Now the boss had some input, he is very impressed with the result! What a filter :exploding_head:
He is a bit worried that the TaskID of 4 hex codes could be the same on different servers, so I was thinking to just do a mutate at the top, and use that value in the aggregate filter:

mutate {
  add_field => {
    "identity" => "%{instance}%{TaskID}"
  }
}

And that seems to work :slight_smile: Weeheee

So now it's getting real life data, interesting to see if it works as it's supposed to :slight_smile:

Again, a thousand thanks for your invaluable help!

I can see that some of the logfiles do not have a 'Process ID' in them, and that gives me a ruby exception:

logstash | [2019-01-17T07:52:34,964][ERROR][logstash.filters.ruby ] Ruby exception occurred: uninitialized class variable @@pid in LogStash::Filters::Ruby

I've tried
ruby { code => "if (defined?(@@pid)).nil? then event.set('ProcessID', '') else event.set('ProcessID', @@pid) end" }

And I think the code itself works, but apparently, if the @@pid has been set in one logfile, it will be not be 'reset' when then next logfile starts.

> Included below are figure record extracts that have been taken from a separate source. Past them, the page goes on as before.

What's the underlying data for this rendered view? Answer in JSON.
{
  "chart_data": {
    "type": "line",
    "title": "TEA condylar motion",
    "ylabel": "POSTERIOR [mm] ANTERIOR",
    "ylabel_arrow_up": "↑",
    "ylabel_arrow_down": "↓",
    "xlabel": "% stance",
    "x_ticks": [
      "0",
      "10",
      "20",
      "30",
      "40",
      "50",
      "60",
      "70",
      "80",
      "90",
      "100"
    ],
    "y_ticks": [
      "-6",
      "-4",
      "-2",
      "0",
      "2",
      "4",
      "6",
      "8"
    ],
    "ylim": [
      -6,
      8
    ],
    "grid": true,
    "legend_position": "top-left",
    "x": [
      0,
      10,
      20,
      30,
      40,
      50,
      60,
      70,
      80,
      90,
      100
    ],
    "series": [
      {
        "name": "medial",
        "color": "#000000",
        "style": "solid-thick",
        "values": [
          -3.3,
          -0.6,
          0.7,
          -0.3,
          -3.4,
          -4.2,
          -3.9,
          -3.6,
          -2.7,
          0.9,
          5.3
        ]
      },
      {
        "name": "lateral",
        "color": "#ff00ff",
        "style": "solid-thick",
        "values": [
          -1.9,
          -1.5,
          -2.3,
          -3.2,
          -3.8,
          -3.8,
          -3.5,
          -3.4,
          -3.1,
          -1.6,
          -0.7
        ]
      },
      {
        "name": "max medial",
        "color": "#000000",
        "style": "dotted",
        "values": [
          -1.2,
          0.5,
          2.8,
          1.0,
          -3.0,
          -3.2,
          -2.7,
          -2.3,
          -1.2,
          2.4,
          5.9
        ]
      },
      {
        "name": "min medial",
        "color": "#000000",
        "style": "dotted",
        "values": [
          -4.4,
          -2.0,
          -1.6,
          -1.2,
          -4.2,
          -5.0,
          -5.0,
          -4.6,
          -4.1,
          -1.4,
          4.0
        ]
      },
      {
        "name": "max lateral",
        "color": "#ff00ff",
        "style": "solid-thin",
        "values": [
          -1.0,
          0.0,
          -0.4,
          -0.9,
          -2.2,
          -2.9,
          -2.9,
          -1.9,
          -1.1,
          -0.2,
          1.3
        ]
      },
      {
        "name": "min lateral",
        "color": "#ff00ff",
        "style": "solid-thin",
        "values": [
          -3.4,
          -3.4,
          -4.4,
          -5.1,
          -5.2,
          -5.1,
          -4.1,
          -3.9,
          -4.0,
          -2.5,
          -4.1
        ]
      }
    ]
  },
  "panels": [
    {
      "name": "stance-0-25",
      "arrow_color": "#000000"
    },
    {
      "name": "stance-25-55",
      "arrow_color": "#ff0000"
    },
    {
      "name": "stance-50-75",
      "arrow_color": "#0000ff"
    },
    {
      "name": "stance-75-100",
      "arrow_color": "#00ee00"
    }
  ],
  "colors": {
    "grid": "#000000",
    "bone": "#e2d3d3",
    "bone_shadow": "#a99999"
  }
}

I was thinking that if a new logfile is started, it should set the 'ProcessID' = ''.
But then I got stuck, I was thinking that I could use the field 'offset', and then set that in a variable (oldposition).
and if the offset was < than the (oldpositition), it's because it has started on a new file.
But as the fields are reset for every line, I guess, this has to be ruby code as well? And then I got stuck, as I've never coded in Ruby.

Something like

ruby {
    init => '@@offset = 0'
    code => '
        o = event.get("offset")
        if o < @@offset then
            @@pid = nil
        end
        @@offset = o
    '
}
1 Like

Great, thankyou!

This topic was automatically closed 28 days after the last reply. New replies are no longer allowed.